そして嬉しいことに、見た目の整え=読みやすさの向上 → 結果としてパフォーマンスにも好影響を与えるケースがほとんどなんです。
- 不要なカラムは取らない
- ネストはCTEでスッキリ整理
- 条件は見やすく分ける
- インデックスの恩恵を受けられる書き方に整える
これらの積み重ねが、未来の自分やチームの生産性につながっていきます。
次章では、これまでの内容を振り返りながら、「SQLのパフォーマンス改善とどう付き合っていくか?」をやさしくまとめていきます!
読みやすくて速いSQLは“やさしさと美しさ”の掛け算だった
これまでご紹介してきたSQL改善のアイデアは、どれも「ちょっとした意識」で始められるものばかりでした。
- SELECT * を卒業して、必要なカラムだけを選ぶ
- インデックスがちゃんと効く書き方にする
- WHERE句やJOINの順序を意識して、ムダな処理を減らす
- CTEでネストを整理して、読みやすさと構造美を手に入れる
これらの改善が積み重なると、SQLがスッと読めて、サッと動いて、安心して使えるようになります。 それはもう、ちょっとした“技術の品格”みたいなものかもしれません。
書き手にも、読み手にも、未来の自分にもやさしいSQLを
「このクエリ書いたの、誰だよ……あ、私か」 私もかつて、自作のSQLを見て苦笑いしたことが何度もあります。
でもそこから改善を繰り返す中で、“読みやすくて速いSQLは、相手への思いやり”でもあると気づくようになりました。
- チームメンバーが読みやすいクエリ
- バグ調査しやすいクエリ
- サーバにやさしいクエリ
- そして、未来の自分が「ありがとう」と言いたくなるクエリ
それを支えているのが、今日紹介したような基本的な書き方の工夫なのです。
一気に完璧を目指さなくて大丈夫
「パフォーマンスを意識しながら、読みやすく美しく書く」 それはたしかに理想ですが、最初から全部できる必要なんてありません。
- まずはSELECT * を減らしてみる
- 書いたあとに「インデックス効いてるかな?」と1回調べてみる
- 見直したSQLが前より読みやすくなったら、自分を褒めてあげる
そんな小さな一歩が、確実に“よりよいSQL”を書く習慣につながっていきます。
次の一歩:学び続けるSQLライフのために
今回紹介したのはあくまで“はじめの一歩”です。
さらに深掘りしていくと、ビューやマテリアライズドビュー、統計情報や実行計画のチューニングなど、いろんなテーマが待っています。
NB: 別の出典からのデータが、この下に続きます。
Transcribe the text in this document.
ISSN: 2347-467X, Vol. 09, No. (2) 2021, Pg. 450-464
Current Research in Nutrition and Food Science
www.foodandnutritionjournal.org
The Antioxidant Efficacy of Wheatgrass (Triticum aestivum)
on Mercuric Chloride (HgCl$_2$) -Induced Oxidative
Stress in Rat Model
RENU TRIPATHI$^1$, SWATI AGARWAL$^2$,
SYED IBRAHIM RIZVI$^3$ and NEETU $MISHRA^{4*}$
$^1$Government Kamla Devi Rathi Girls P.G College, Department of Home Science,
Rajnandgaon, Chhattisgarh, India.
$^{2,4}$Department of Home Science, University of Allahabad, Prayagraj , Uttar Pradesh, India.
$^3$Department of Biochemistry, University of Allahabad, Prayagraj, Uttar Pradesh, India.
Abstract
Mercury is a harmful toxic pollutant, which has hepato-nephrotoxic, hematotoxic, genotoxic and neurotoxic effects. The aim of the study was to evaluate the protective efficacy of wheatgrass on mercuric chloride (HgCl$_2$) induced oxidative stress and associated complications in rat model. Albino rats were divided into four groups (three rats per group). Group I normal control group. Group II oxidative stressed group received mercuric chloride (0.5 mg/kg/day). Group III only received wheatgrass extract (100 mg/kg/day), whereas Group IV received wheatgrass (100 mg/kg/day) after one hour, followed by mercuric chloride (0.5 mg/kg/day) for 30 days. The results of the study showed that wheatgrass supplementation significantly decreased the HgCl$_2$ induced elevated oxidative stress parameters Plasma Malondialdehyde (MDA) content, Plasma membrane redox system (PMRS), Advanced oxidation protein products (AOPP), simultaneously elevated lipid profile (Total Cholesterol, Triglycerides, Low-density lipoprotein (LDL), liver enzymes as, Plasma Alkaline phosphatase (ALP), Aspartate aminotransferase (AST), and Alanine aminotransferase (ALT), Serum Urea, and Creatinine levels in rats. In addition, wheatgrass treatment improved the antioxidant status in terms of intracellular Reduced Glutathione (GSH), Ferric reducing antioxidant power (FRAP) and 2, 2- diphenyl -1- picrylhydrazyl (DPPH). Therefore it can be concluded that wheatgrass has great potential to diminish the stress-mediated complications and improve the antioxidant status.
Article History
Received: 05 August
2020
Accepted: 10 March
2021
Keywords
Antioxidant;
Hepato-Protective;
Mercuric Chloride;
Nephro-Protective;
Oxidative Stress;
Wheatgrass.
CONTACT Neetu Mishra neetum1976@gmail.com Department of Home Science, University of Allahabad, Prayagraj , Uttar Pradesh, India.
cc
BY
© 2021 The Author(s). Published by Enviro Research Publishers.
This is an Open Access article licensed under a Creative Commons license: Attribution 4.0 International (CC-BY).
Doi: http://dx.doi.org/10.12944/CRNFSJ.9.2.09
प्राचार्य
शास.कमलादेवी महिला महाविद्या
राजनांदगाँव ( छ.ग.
でもまずは今日、「ただ動くだけじゃなく、読みやすくて速いSQLを書いてみたい」と思ってもらえたなら、それが何よりうれしいです。
というわけで、次にSQLを書くときは、ほんの少しだけ “そのクエリ、未来の自分が喜ぶかな?” と心の中で問いかけてみてください。
あなたのSQLライフがもっと快適に、もっと楽しくなりますように。

この記事は「SQL、動くけどなんか遅いし読みにくい…」と頭を抱えていた、少し前の自分に向けた手紙のようなつもりで書きました。
正しく動くことももちろん大事。 でも、“読みやすくて速いSQL”は、未来の自分にも、チームにも、データベースにもやさしいんだなと気づいてから、SQLに対する見方が変わりました。
この記事が、あなたのクエリ改善のヒントになったり、 「次はもうちょっと整えてみようかな」と思えるきっかけになっていたら、こんなに嬉しいことはありません。
私もまだまだ学びの途中です。 これからも一緒に、軽やかでやさしいSQLを書いていきましょう!